How Insurance Models Misalign with Health
Insurance-based managed care has focused more on managing costs than on managing the clinical process. Instead of aligning care around patient needs, these models emphasize utilization review, exclusions, and discounts. Physicians are caught in the middle, balancing patient health with insurer rules. Patients, meanwhile, are forced into passive roles, navigating a maze of coverage limitations rather than engaging in proactive health management.
A Path Toward True Accessibility
True accessibility is not simply about broadening insurance coverage—it’s about redesigning the delivery system itself. Clinically directed organizations (CDOs) offer a model for this shift. Unlike managed insurance, CDOs focus on managed clinical care, ensuring that interventions follow evidence-based protocols, prioritize conservative options, and are guided by patient needs rather than financial incentives.
Within a CDO, barriers like deductibles and exclusions become unnecessary. Patients can access care without fear of hidden costs, because the system itself is designed to manage utilization responsibly. Physicians are supported with clear guidelines, education, and performance standards, allowing them to focus on care rather than reimbursement battles.
Benefits of the CDO Model
- Improved outcomes: Patients receive timely, appropriate, and conservative care, reducing unnecessary interventions while ensuring needed services aren’t delayed.
- Lower costs: By reducing wasteful spending on duplicative or inappropriate services, overall expenditures decline even as access expands.
- Patient empowerment: With barriers removed, patients can focus on managing their health rather than navigating insurance fine print.
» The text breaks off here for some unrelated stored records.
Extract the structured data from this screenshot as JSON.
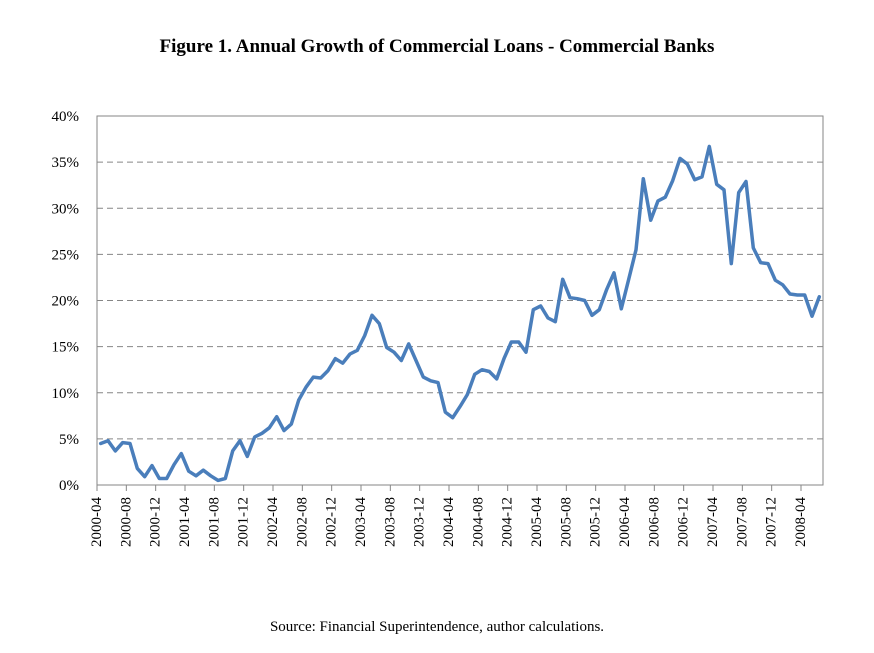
{
  "chart_data": {
    "type": "line",
    "title": "Figure 1. Annual Growth of Commercial Loans - Commercial Banks",
    "source": "Source: Financial Superintendence, author calculations.",
    "xlabel": "",
    "ylabel": "",
    "ylim": [
      0,
      40
    ],
    "y_ticks": [
      0,
      5,
      10,
      15,
      20,
      25,
      30,
      35,
      40
    ],
    "y_tick_labels": [
      "0%",
      "5%",
      "10%",
      "15%",
      "20%",
      "25%",
      "30%",
      "35%",
      "40%"
    ],
    "x_tick_labels": [
      "2000-04",
      "2000-08",
      "2000-12",
      "2001-04",
      "2001-08",
      "2001-12",
      "2002-04",
      "2002-08",
      "2002-12",
      "2003-04",
      "2003-08",
      "2003-12",
      "2004-04",
      "2004-08",
      "2004-12",
      "2005-04",
      "2005-08",
      "2005-12",
      "2006-04",
      "2006-08",
      "2006-12",
      "2007-04",
      "2007-08",
      "2007-12",
      "2008-04"
    ],
    "x_start": "2000-04",
    "x_frequency": "monthly",
    "grid": "horizontal-dashed",
    "legend": "none",
    "line_color": "#4a7ebb",
    "series": [
      {
        "name": "Annual growth of commercial loans",
        "values": [
          4.5,
          4.8,
          3.7,
          4.6,
          4.5,
          1.8,
          0.9,
          2.1,
          0.7,
          0.7,
          2.2,
          3.4,
          1.5,
          1.0,
          1.6,
          1.0,
          0.5,
          0.7,
          3.7,
          4.8,
          3.1,
          5.2,
          5.6,
          6.2,
          7.4,
          5.9,
          6.6,
          9.2,
          10.6,
          11.7,
          11.6,
          12.4,
          13.7,
          13.2,
          14.2,
          14.6,
          16.2,
          18.4,
          17.5,
          14.9,
          14.4,
          13.5,
          15.3,
          13.5,
          11.7,
          11.3,
          11.1,
          7.9,
          7.3,
          8.5,
          9.8,
          12.0,
          12.5,
          12.3,
          11.5,
          13.7,
          15.5,
          15.5,
          14.4,
          19.0,
          19.4,
          18.1,
          17.7,
          22.3,
          20.3,
          20.2,
          20.0,
          18.4,
          19.0,
          21.2,
          23.0,
          19.1,
          22.3,
          25.5,
          33.2,
          28.7,
          30.8,
          31.2,
          33.0,
          35.4,
          34.8,
          33.1,
          33.4,
          36.7,
          32.6,
          32.0,
          24.0,
          31.7,
          32.9,
          25.7,
          24.1,
          24.0,
          22.2,
          21.7,
          20.7,
          20.6,
          20.6,
          18.3,
          20.4
        ]
      }
    ]
  }
}
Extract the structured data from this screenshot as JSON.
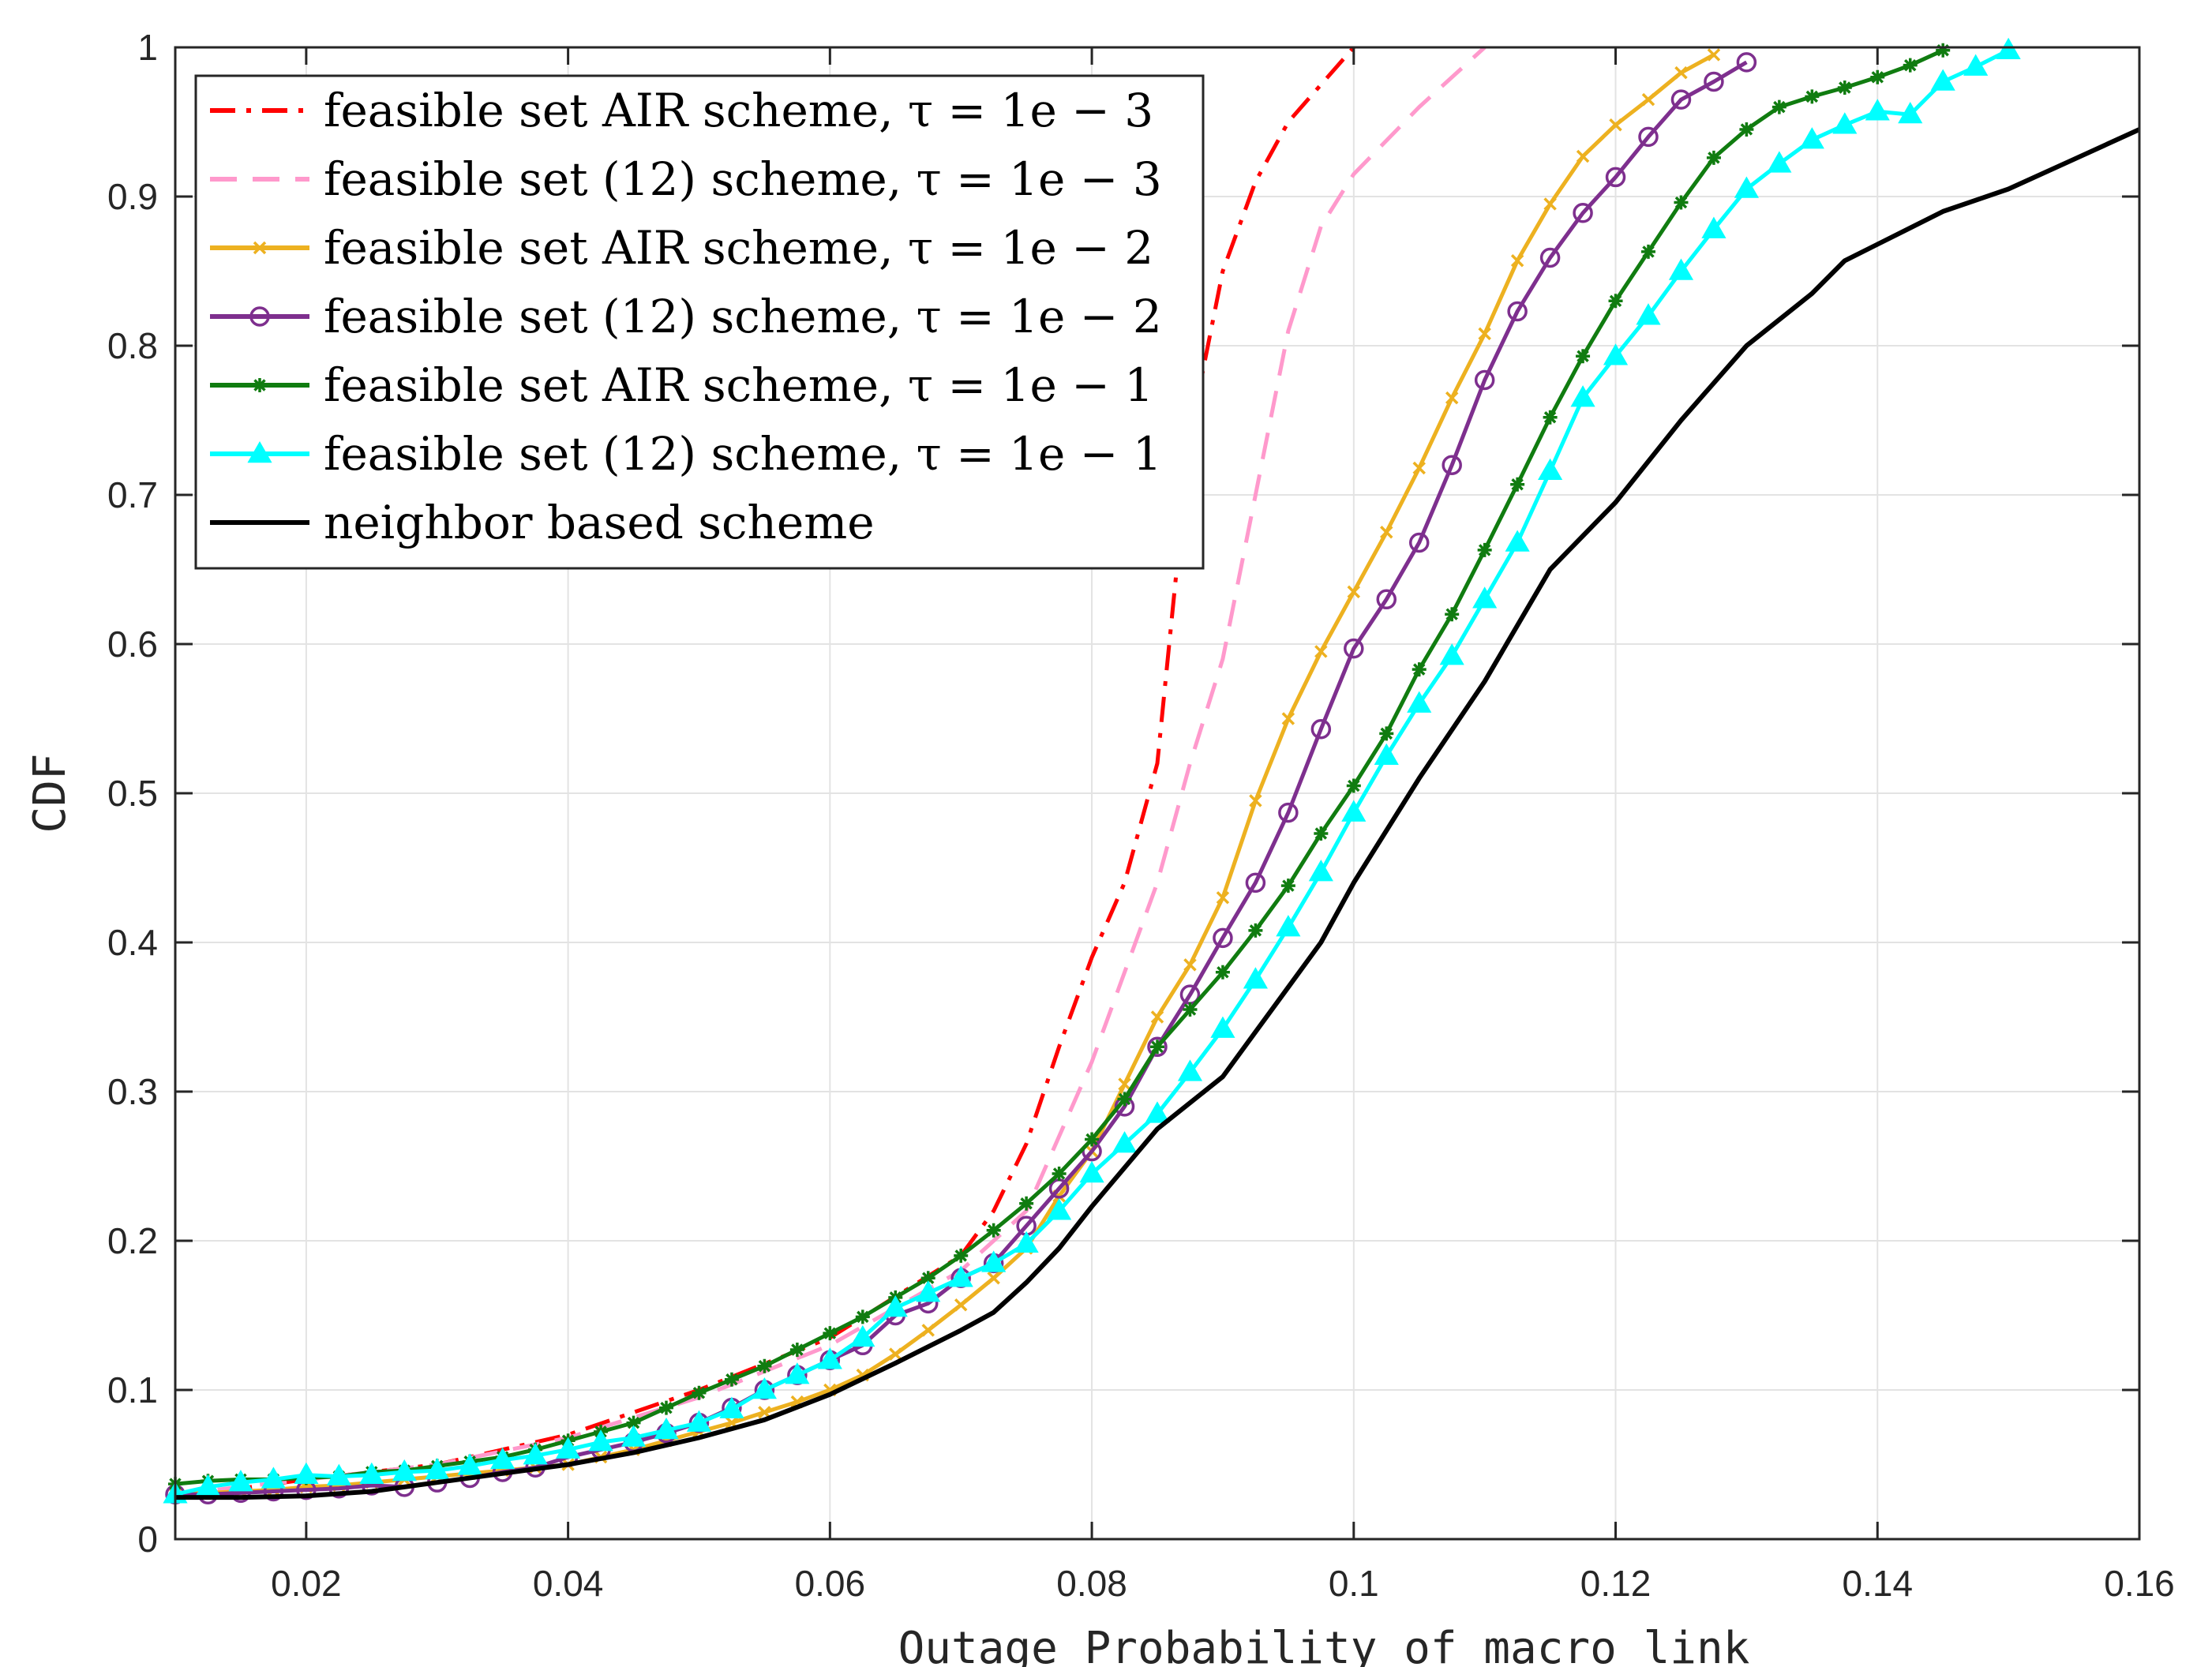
{
  "chart_data": {
    "type": "line",
    "xlabel": "Outage Probability of macro link",
    "ylabel": "CDF",
    "xlim": [
      0.01,
      0.16
    ],
    "ylim": [
      0,
      1
    ],
    "xticks": [
      0.02,
      0.04,
      0.06,
      0.08,
      0.1,
      0.12,
      0.14,
      0.16
    ],
    "xtick_labels": [
      "0.02",
      "0.04",
      "0.06",
      "0.08",
      "0.1",
      "0.12",
      "0.14",
      "0.16"
    ],
    "yticks": [
      0,
      0.1,
      0.2,
      0.3,
      0.4,
      0.5,
      0.6,
      0.7,
      0.8,
      0.9,
      1
    ],
    "ytick_labels": [
      "0",
      "0.1",
      "0.2",
      "0.3",
      "0.4",
      "0.5",
      "0.6",
      "0.7",
      "0.8",
      "0.9",
      "1"
    ],
    "grid": true,
    "legend_position": "top-left",
    "series": [
      {
        "name": "feasible set AIR scheme, τ = 1e − 3",
        "color": "#ff0000",
        "style": "dashdot",
        "marker": "none",
        "x": [
          0.01,
          0.02,
          0.03,
          0.035,
          0.04,
          0.05,
          0.06,
          0.07,
          0.0725,
          0.075,
          0.0775,
          0.08,
          0.0825,
          0.085,
          0.0875,
          0.09,
          0.0925,
          0.095,
          0.0975,
          0.1
        ],
        "y": [
          0.028,
          0.04,
          0.05,
          0.06,
          0.07,
          0.1,
          0.135,
          0.19,
          0.22,
          0.265,
          0.33,
          0.39,
          0.44,
          0.52,
          0.74,
          0.85,
          0.91,
          0.95,
          0.975,
          1.0
        ]
      },
      {
        "name": "feasible set (12) scheme, τ = 1e − 3",
        "color": "#ff99cc",
        "style": "dashed",
        "marker": "none",
        "x": [
          0.01,
          0.02,
          0.03,
          0.04,
          0.05,
          0.06,
          0.07,
          0.075,
          0.08,
          0.085,
          0.0875,
          0.09,
          0.0925,
          0.095,
          0.0975,
          0.1,
          0.105,
          0.11
        ],
        "y": [
          0.03,
          0.04,
          0.05,
          0.068,
          0.095,
          0.13,
          0.18,
          0.22,
          0.32,
          0.44,
          0.52,
          0.59,
          0.7,
          0.81,
          0.88,
          0.915,
          0.96,
          1.0
        ]
      },
      {
        "name": "feasible set AIR scheme, τ = 1e − 2",
        "color": "#edb120",
        "style": "solid",
        "marker": "x",
        "x": [
          0.01,
          0.0125,
          0.015,
          0.0175,
          0.02,
          0.0225,
          0.025,
          0.0275,
          0.03,
          0.0325,
          0.035,
          0.0375,
          0.04,
          0.0425,
          0.045,
          0.0475,
          0.05,
          0.0525,
          0.055,
          0.0575,
          0.06,
          0.0625,
          0.065,
          0.0675,
          0.07,
          0.0725,
          0.075,
          0.0775,
          0.08,
          0.0825,
          0.085,
          0.0875,
          0.09,
          0.0925,
          0.095,
          0.0975,
          0.1,
          0.1025,
          0.105,
          0.1075,
          0.11,
          0.1125,
          0.115,
          0.1175,
          0.12,
          0.1225,
          0.125,
          0.1275
        ],
        "y": [
          0.03,
          0.031,
          0.032,
          0.033,
          0.035,
          0.036,
          0.038,
          0.04,
          0.042,
          0.044,
          0.046,
          0.048,
          0.05,
          0.055,
          0.06,
          0.066,
          0.072,
          0.078,
          0.085,
          0.092,
          0.1,
          0.11,
          0.124,
          0.14,
          0.157,
          0.175,
          0.195,
          0.23,
          0.26,
          0.305,
          0.35,
          0.385,
          0.43,
          0.495,
          0.55,
          0.595,
          0.635,
          0.675,
          0.718,
          0.765,
          0.808,
          0.857,
          0.895,
          0.927,
          0.948,
          0.965,
          0.983,
          0.995
        ]
      },
      {
        "name": "feasible set (12) scheme, τ = 1e − 2",
        "color": "#7e2f8e",
        "style": "solid",
        "marker": "o",
        "x": [
          0.01,
          0.0125,
          0.015,
          0.0175,
          0.02,
          0.0225,
          0.025,
          0.0275,
          0.03,
          0.0325,
          0.035,
          0.0375,
          0.04,
          0.0425,
          0.045,
          0.0475,
          0.05,
          0.0525,
          0.055,
          0.0575,
          0.06,
          0.0625,
          0.065,
          0.0675,
          0.07,
          0.0725,
          0.075,
          0.0775,
          0.08,
          0.0825,
          0.085,
          0.0875,
          0.09,
          0.0925,
          0.095,
          0.0975,
          0.1,
          0.1025,
          0.105,
          0.1075,
          0.11,
          0.1125,
          0.115,
          0.1175,
          0.12,
          0.1225,
          0.125,
          0.1275,
          0.13
        ],
        "y": [
          0.03,
          0.03,
          0.031,
          0.032,
          0.033,
          0.034,
          0.036,
          0.035,
          0.038,
          0.041,
          0.045,
          0.048,
          0.055,
          0.06,
          0.065,
          0.071,
          0.078,
          0.088,
          0.1,
          0.11,
          0.12,
          0.13,
          0.15,
          0.158,
          0.175,
          0.185,
          0.21,
          0.235,
          0.26,
          0.29,
          0.33,
          0.365,
          0.403,
          0.44,
          0.487,
          0.543,
          0.597,
          0.63,
          0.668,
          0.72,
          0.777,
          0.823,
          0.859,
          0.889,
          0.913,
          0.94,
          0.965,
          0.977,
          0.99
        ]
      },
      {
        "name": "feasible set AIR scheme, τ = 1e − 1",
        "color": "#107c10",
        "style": "solid",
        "marker": "asterisk",
        "x": [
          0.01,
          0.0125,
          0.015,
          0.0175,
          0.02,
          0.0225,
          0.025,
          0.0275,
          0.03,
          0.0325,
          0.035,
          0.0375,
          0.04,
          0.0425,
          0.045,
          0.0475,
          0.05,
          0.0525,
          0.055,
          0.0575,
          0.06,
          0.0625,
          0.065,
          0.0675,
          0.07,
          0.0725,
          0.075,
          0.0775,
          0.08,
          0.0825,
          0.085,
          0.0875,
          0.09,
          0.0925,
          0.095,
          0.0975,
          0.1,
          0.1025,
          0.105,
          0.1075,
          0.11,
          0.1125,
          0.115,
          0.1175,
          0.12,
          0.1225,
          0.125,
          0.1275,
          0.13,
          0.1325,
          0.135,
          0.1375,
          0.14,
          0.1425,
          0.145
        ],
        "y": [
          0.037,
          0.039,
          0.04,
          0.04,
          0.041,
          0.042,
          0.045,
          0.046,
          0.049,
          0.052,
          0.055,
          0.06,
          0.066,
          0.072,
          0.078,
          0.088,
          0.098,
          0.107,
          0.116,
          0.127,
          0.138,
          0.149,
          0.162,
          0.175,
          0.19,
          0.207,
          0.225,
          0.245,
          0.268,
          0.295,
          0.33,
          0.355,
          0.38,
          0.408,
          0.438,
          0.473,
          0.505,
          0.54,
          0.583,
          0.62,
          0.663,
          0.707,
          0.752,
          0.793,
          0.83,
          0.863,
          0.896,
          0.926,
          0.945,
          0.96,
          0.967,
          0.973,
          0.98,
          0.988,
          0.998
        ]
      },
      {
        "name": "feasible set (12) scheme, τ = 1e − 1",
        "color": "#00ffff",
        "style": "solid",
        "marker": "triangle",
        "x": [
          0.01,
          0.0125,
          0.015,
          0.0175,
          0.02,
          0.0225,
          0.025,
          0.0275,
          0.03,
          0.0325,
          0.035,
          0.0375,
          0.04,
          0.0425,
          0.045,
          0.0475,
          0.05,
          0.0525,
          0.055,
          0.0575,
          0.06,
          0.0625,
          0.065,
          0.0675,
          0.07,
          0.0725,
          0.075,
          0.0775,
          0.08,
          0.0825,
          0.085,
          0.0875,
          0.09,
          0.0925,
          0.095,
          0.0975,
          0.1,
          0.1025,
          0.105,
          0.1075,
          0.11,
          0.1125,
          0.115,
          0.1175,
          0.12,
          0.1225,
          0.125,
          0.1275,
          0.13,
          0.1325,
          0.135,
          0.1375,
          0.14,
          0.1425,
          0.145,
          0.1475,
          0.15
        ],
        "y": [
          0.03,
          0.035,
          0.038,
          0.04,
          0.043,
          0.042,
          0.043,
          0.045,
          0.046,
          0.049,
          0.053,
          0.056,
          0.06,
          0.065,
          0.068,
          0.073,
          0.078,
          0.087,
          0.1,
          0.11,
          0.12,
          0.135,
          0.155,
          0.165,
          0.175,
          0.185,
          0.198,
          0.22,
          0.245,
          0.265,
          0.285,
          0.313,
          0.342,
          0.375,
          0.41,
          0.447,
          0.487,
          0.525,
          0.56,
          0.592,
          0.63,
          0.668,
          0.716,
          0.765,
          0.793,
          0.82,
          0.85,
          0.878,
          0.905,
          0.922,
          0.938,
          0.948,
          0.957,
          0.955,
          0.977,
          0.987,
          0.998
        ]
      },
      {
        "name": "neighbor based scheme",
        "color": "#000000",
        "style": "solid",
        "marker": "none",
        "x": [
          0.01,
          0.015,
          0.02,
          0.025,
          0.03,
          0.035,
          0.04,
          0.045,
          0.05,
          0.055,
          0.06,
          0.065,
          0.07,
          0.0725,
          0.075,
          0.0775,
          0.08,
          0.085,
          0.09,
          0.0925,
          0.095,
          0.0975,
          0.1,
          0.105,
          0.11,
          0.115,
          0.12,
          0.125,
          0.13,
          0.135,
          0.1375,
          0.14,
          0.145,
          0.15,
          0.155,
          0.16
        ],
        "y": [
          0.028,
          0.028,
          0.029,
          0.032,
          0.038,
          0.044,
          0.05,
          0.058,
          0.068,
          0.08,
          0.097,
          0.118,
          0.14,
          0.152,
          0.172,
          0.195,
          0.223,
          0.275,
          0.31,
          0.34,
          0.37,
          0.4,
          0.44,
          0.51,
          0.575,
          0.65,
          0.695,
          0.75,
          0.8,
          0.835,
          0.857,
          0.868,
          0.89,
          0.905,
          0.925,
          0.945
        ]
      }
    ]
  }
}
- System sustainability: Resources can be redirected toward underserved populations, prevention, and primary care, where the greatest long-term impact is achieved.
Conclusion
Insurance barriers like co-pays and exclusions may control short-term costs, but they undermine long-term health outcomes. True reform requires moving beyond insurance-driven models to clinically guided systems that put patients first. By replacing financial deterrents with clinically directed organizations, we can ensure accessibility that is both fair and sustainable.
Health care should never be about deciding whether someone can afford to see a doctor. It should be about ensuring that every patient receives the right care, at the right time, in the right way.